Java trends predictions in 2022
What are the biggest trends in Java you have seen over the past year?
No doubt it is dynamic of Java development as well as from side of language as from infrastructure side.
JDK most valuable features
By bringing new LTS JDK17, this year has brought a lot of announcements such as the new 2 years LTS development cycle. Rolling the update model of JDK release provides a lot of possibilities to experiment on introducing new features. Based on preview features and feedback loop from end-users from version to version, we can see stability, meeting the needs of community language features, such as advanced Switch expressions, Pattern Matching, Record Classes, Saled Classes and more.
There has also been a growing interest in contributing to OpenJDK, not only from Oracle but as well from other industry leaders such as RedHat, SAP, Amazon, TenCent, Alibaba and others. We may also remark the growing interest in OpenJDK distribution such as AdoptiumOpenJDK as an alternative to payable OracleJDK. As a result, Oracle announced they were changing the license model of OracleJDK to a more free-like model.
In addition, we have also observed a continued performance and improvement of the whole JDK as well as G1 GC. Finally, the war of concurrent GC by Oracle and RedHat continues with tuning and improvements around SchenodahGC and ZGC.
Infrastructure most valuable changes
From the perspective of infrastructure development, we have seen a growing interest in GraalVM and Native Images. GraalVM is starting to be an interest in polyglot runtime with performance improvements for such languages as Scala, Ruby, JS with NodeJS d etc. Graal Native Images provide the unique ability for a new Cloud Era with tiny resource consumption and minimal bootstrap time. Based on it we are able to observe an increasing adoption of Cloud-Nativeloud Native Frameworks such as Quarks and Micronaut that are starting to be real competitors of Spring Boot.
Javas 18 and 19 are set to be released in 2022, are there any features to keep an eye on?
Of course, we expect to see Project Loom in place. Green threads and simpler concurrency management that all developers so waiting for. We can expect a rising interest in Java from the perspective of refreshing language not only with new language syntax Shugar (such as Pattern Matching for Switches, Record & Array Patterns) but as well with a modern concurrency approach. We should also see a continued development of concurrent GC with growing adoption for pause critical applications.

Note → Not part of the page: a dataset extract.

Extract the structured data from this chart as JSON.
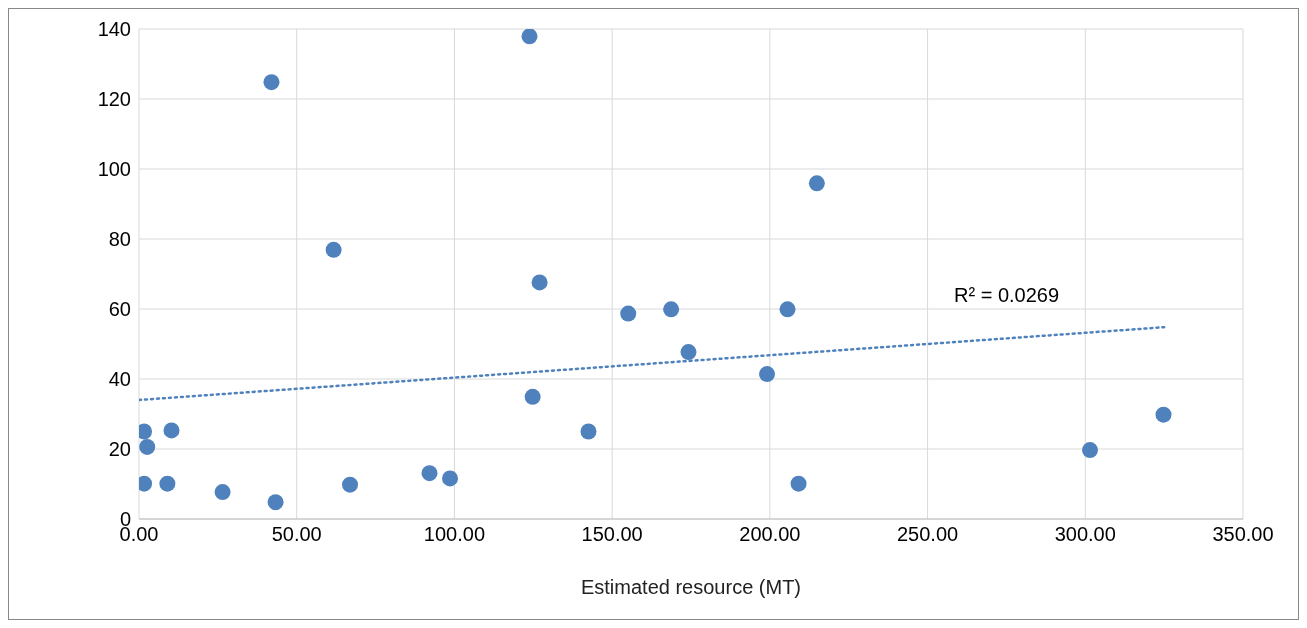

Additionally, we predict a second incubator for Foreign Function and Memory API (in which an API is introduced through which Java programs can interoperate with code and data outside of the Java runtime and that aimed to replace the old JNI API in the future) and Vector API (express vector computations that compile at run time to optimal vector instructions on supported CPU architectures, achieving performance superior to equivalent scalar computations).
From the tooling enhancements we may expect Simple web server, a command-line tool would be provided to start a minimal web server that serves static files only that could be extremely useful for prototyping and testing.
What are your 4 predictions for where Java is heading in 2022?
- Of course we are expecting to see Project Loom in place. Green threads and simpler concurrency management that all developers so waiting for. It defiantly will be a game-changer for Java.
- We predict that even conservative businesses will start investigating the possibility of migrating to the latest LTS JDK17. Additional stimuli for it could be future release of Spring 6 that will require JDK17 as baseline.
- Cloud, Clouds everywhere! A new trend in the industry is Serverless, as a result of a growing interest in Cloud Native frameworks: we are even able to observe how Quarkus is trying to repeat the success of Spring Boot. As a result, we may observe a fairplay with the release of stable version of Spring Cloud Native that planning to be migrate as module to Spring 6.
- Growing security interest around JVM infrastructure. And reasonable drive for it bring announcement around valuable Day0 exploit in Log4j on this week. JVM has reached infrastructure and from the main JDK installer Banner we may know about 3 billion devices that run Java – so we should notice a growing interest around security.